Recalling his initial application for the federal grant, Hammock commented that “the opportunity for a large interdisciplinary grant with a very short time line arose from NIEHS. Applicants had to put together engineers, soil chemists, toxicologists, medical doctors and veterinarians in an integrated project on a short time line.” 

 “We never could have pulled this off without the technology of a word processor,” Hammock said, “or without a wonderful department staff.
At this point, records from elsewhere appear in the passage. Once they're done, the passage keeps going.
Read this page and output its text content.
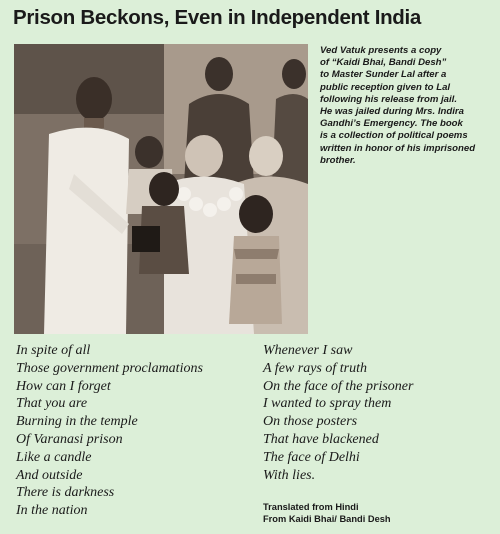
Prison Beckons, Even in Independent India
Ved Vatuk presents a copy
of “Kaidi Bhai, Bandi Desh”
to Master Sunder Lal after a
public reception given to Lal
following his release from jail.
He was jailed during Mrs. Indira
Gandhi’s Emergency. The book
is a collection of political poems
written in honor of his imprisoned
brother.
In spite of all
Those government proclamations
How can I forget
That you are
Burning in the temple
Of Varanasi prison
Like a candle
And outside
There is darkness
In the nation
Whenever I saw
A few rays of truth
On the face of the prisoner
I wanted to spray them
On those posters
That have blackened
The face of Delhi
With lies.
Translated from Hindi
From Kaidi Bhai/ Bandi Desh
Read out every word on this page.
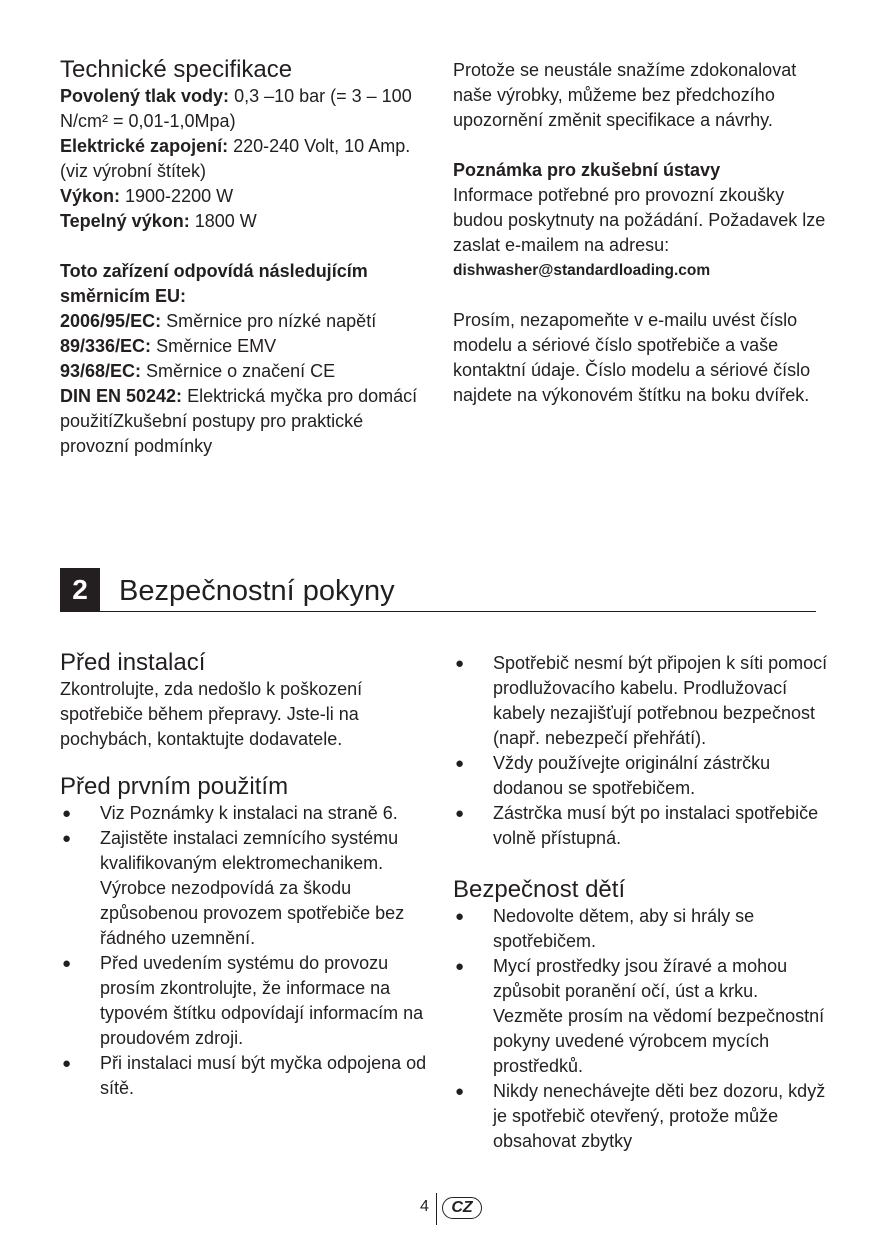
Technické specifikace

Povolený tlak vody: 0,3 –10 bar (= 3 – 100 N/cm² = 0,01-1,0Mpa)

Elektrické zapojení: 220-240 Volt, 10 Amp. (viz výrobní štítek)

Výkon: 1900-2200 W

Tepelný výkon: 1800 W

Toto zařízení odpovídá následujícím směrnicím EU:

2006/95/EC: Směrnice pro nízké napětí

89/336/EC: Směrnice EMV

93/68/EC: Směrnice o značení CE

DIN EN 50242: Elektrická myčka pro domácí použitíZkušební postupy pro praktické provozní podmínky

Protože se neustále snažíme zdokonalovat naše výrobky, můžeme bez předchozího upozornění změnit specifikace a návrhy.

Poznámka pro zkušební ústavy

Informace potřebné pro provozní zkoušky budou poskytnuty na požádání. Požadavek lze zaslat e-mailem na adresu:

dishwasher@standardloading.com

Prosím, nezapomeňte v e-mailu uvést číslo modelu a sériové číslo spotřebiče a vaše kontaktní údaje. Číslo modelu a sériové číslo najdete na výkonovém štítku na boku dvířek.

2	Bezpečnostní pokyny
Před instalací

Zkontrolujte, zda nedošlo k poškození spotřebiče během přepravy. Jste-li na pochybách, kontaktujte dodavatele.

Před prvním použitím
● Viz Poznámky k instalaci na straně 6.
● Zajistěte instalaci zemnícího systému kvalifikovaným elektromechanikem. Výrobce nezodpovídá za škodu způsobenou provozem spotřebiče bez řádného uzemnění.
● Před uvedením systému do provozu prosím zkontrolujte, že informace na typovém štítku odpovídají informacím na proudovém zdroji.
● Při instalaci musí být myčka odpojena od sítě.
● Spotřebič nesmí být připojen k síti pomocí prodlužovacího kabelu. Prodlužovací kabely nezajišťují potřebnou bezpečnost (např. nebezpečí přehřátí).
● Vždy používejte originální zástrčku dodanou se spotřebičem.
● Zástrčka musí být po instalaci spotřebiče volně přístupná.
Bezpečnost dětí
● Nedovolte dětem, aby si hrály se spotřebičem.
● Mycí prostředky jsou žíravé a mohou způsobit poranění očí, úst a krku. Vezměte prosím na vědomí bezpečnostní pokyny uvedené výrobcem mycích prostředků.
● Nikdy nenechávejte děti bez dozoru, když je spotřebič otevřený, protože může obsahovat zbytky
4	CZ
Having the administrative staff, in this case Dee Dee Kitterman and the word processing technology of the PDP, made the difference. The renewal that went in this year was 986 pages!  It makes you appreciate the collaborative nature of the science at Davis, the quality of the science, and particularly the administrative structure that supports it. We would not compete without the modern-day equivalents of the Odell Type Writer and the professionals who make our equipment sing.”

“Administrative staff are crucial,” Hammock said. “They should be appreciated all year around, not just on a single day (Administrative Professionals Day is April 27). And to think that in the past, our administrative professionals--then known as secretaries--faced these challenges with such formidable equipment as Odell's Type Writer and won.”